Wrath of the Triple Goddess
- Cover art
- Authors: Rick Riordan
- Cover artist: Victo Ngai
- Series: Percy Jackson & the Olympians
- Release number: 7
- Genres: Children's fantasy; Action fiction; Adventure fiction; Middle grade fiction; Classical mythology; More genres: Greek mythology; Roman mythology; Children's fiction; ;
- Publisher: Disney Hyperion
- Publication date: September 24, 2024
- Publication place: United States
- Pages: 336 (standard edition)
- ISBN: 9780241691694
- Preceded by: The Chalice of the Gods

= Wrath of the Triple Goddess =

2024 novel by Rick Riordan

Wrath of the Triple Goddess is an American children's fantasy action-adventure middle grade children's fiction novel based on Greco-Roman classical mythology written by American author Rick Riordan. Released on September 24, 2024 by Disney Hyperion, it is the seventh novel of the Percy Jackson & the Olympians series and the second of The Senior Year Adventures, taking place after the events of The Chalice of the Gods. It follows Percy Jackson adventuring during his senior year of high school.

==Plot==
A week before Halloween, the goddess of magic Hecate enlists Percy Jackson while he is at school to house-sit for her crumbling mansion and look after her pets, Hecuba the hellhound and Gale the polecat, promising Percy his second godly letter of recommendation in return, but threatening to smite him should Percy fail her. In turn, Percy enlists his friends Annabeth and Grover to help and the three decide to host a Halloween party for Camp Half-Blood at the mansion.

While left alone in the house, Grover drinks a strawberry-flavored potion, resulting in him wrecking the mansion and Hecuba and Gale escaping. The search for Hecuba leads Percy to the ruins of Troy where Hecuba was once the queen of the city before it was destroyed, and the goddess transformed her into a hellhound. Percy helps Hecuba to confront her grief over the loss of her children and accept the new family that she is building with Hecate, Gale, and Nope the hellhound puppy that Percy had found while searching for Hecuba with Mrs. O'Leary's help.

The search for Gale leads to Grover using dangerous nature magic and confessing his fears of being left behind when Percy and Annabeth move to California for college. Percy and Grover eventually track Gale to a series of perfume shops run by Circe's former naiad attendants who seek revenge upon Percy and Annabeth for destroying their home. With the naiads transforming the trio into creatures, Percy works with Gale to concoct a cure, learning of Gale's past as a powerful and benevolent witch who was met with fear and violence before being transformed by Hecate out of empathy for her situation. Although given the chance to become human again by Percy, Gale refuses as she is happy as a polecat. Percy subsequently decides to do a project in his history class on Gale where Chiron briefly serves as his substitute teacher.

On Halloween, Percy, Annabeth and Grover summon an army of ghosts led by Peter Stuyvesant to magically repair Hecate's mansion.

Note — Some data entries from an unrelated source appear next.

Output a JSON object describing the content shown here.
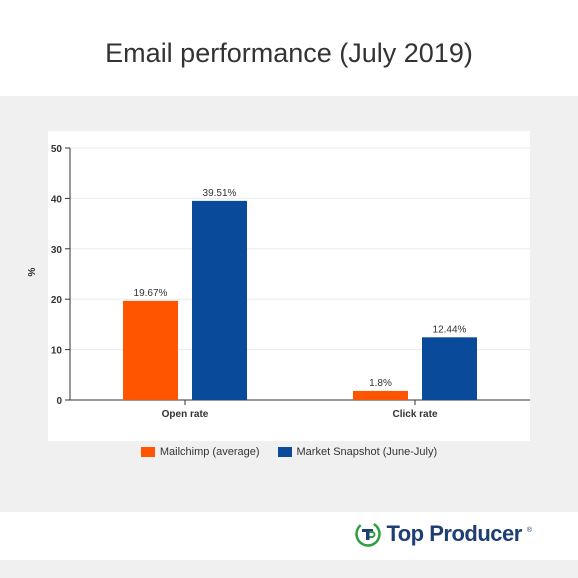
{
  "colors": {
    "series_1": "#ff5500",
    "series_2": "#0a4a9a",
    "logo_green": "#2e9e3e",
    "logo_navy": "#1f3f73"
  },
  "chart_data": {
    "type": "bar",
    "title": "Email performance (July 2019)",
    "ylabel": "%",
    "xlabel": "",
    "ylim": [
      0,
      50
    ],
    "yticks": [
      0,
      10,
      20,
      30,
      40,
      50
    ],
    "grid": true,
    "legend": "bottom",
    "categories": [
      "Open rate",
      "Click rate"
    ],
    "series": [
      {
        "name": "Mailchimp (average)",
        "values": [
          19.67,
          1.8
        ],
        "labels": [
          "19.67%",
          "1.8%"
        ]
      },
      {
        "name": "Market Snapshot (June-July)",
        "values": [
          39.51,
          12.44
        ],
        "labels": [
          "39.51%",
          "12.44%"
        ]
      }
    ]
  },
  "footer": {
    "logo_icon": "top-producer-logo-icon",
    "logo_text": "Top Producer",
    "logo_mark": "®"
  }
}
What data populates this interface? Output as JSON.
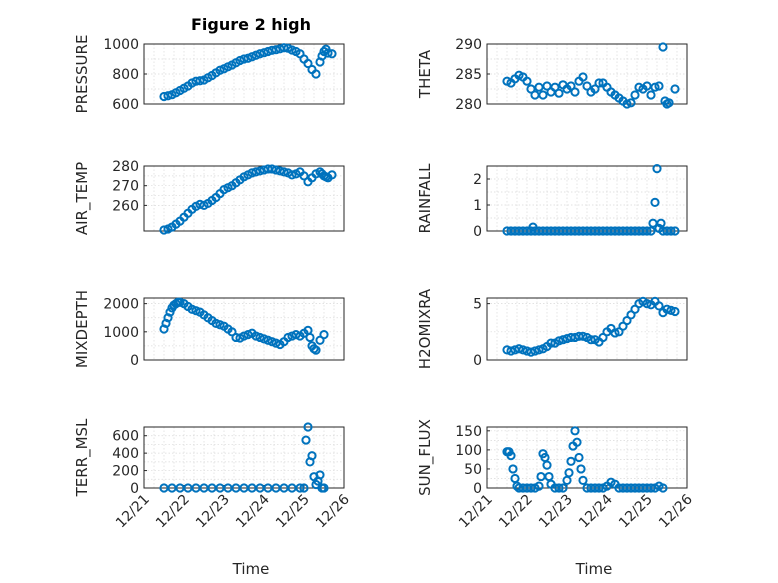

Although successful, the ghosts turn against them because Peter, who is actually a demigod son of Hecate, hates his mother and seeks to purge her pagan influence from New York City. The arrival of Camp Half-Blood for the Halloween party buys Percy and Annabeth time to banish the ghosts. With the situation resolved, everyone enjoys partying in Hecate's spooky mansion.

The next morning, Hecate returns and is satisfied with the state of her house and pets, giving Percy his second letter of recommendation. Having learned a lot during his time house-sitting, Percy admits the truth about what occurred to the goddess and convinces her to trust Hecuba and Gale more, to allow Gale to practice her alchemy again, and to reopen the magic school that Hecate had run before it was closed in 1914 after World War I had divided Hecate's students and led to chaos. Hecate's loneliness and regrets are the true reason for her crumbling mansion and turning away prospective talented young students, including a young Sally Jackson, who need the goddess' guidance. In addition, Percy convinces Hecate to hire Eudora as her admissions director once the nereid is through helping Percy get into college.

==Background==
Wrath of the Triple Goddess was announced by Riordan on September 26, 2023 at a launch event for The Chalice of the Gods. On January 18, 2024, the cover art was announced alongside the final release date for the project. The cover art was done by Victo Ngai, and the release date was September 24, 2024.

==Sequel==
While on tour for Wrath of the Triple Goddess, Rick Riordan promised that he intended to write the third and final book in The Senior Year Adventures series. However, Riordan confirmed the book would not release in 2025 as he was instead busy working on The Court of the Dead and the television adaptation of Percy Jackson & the Olympians.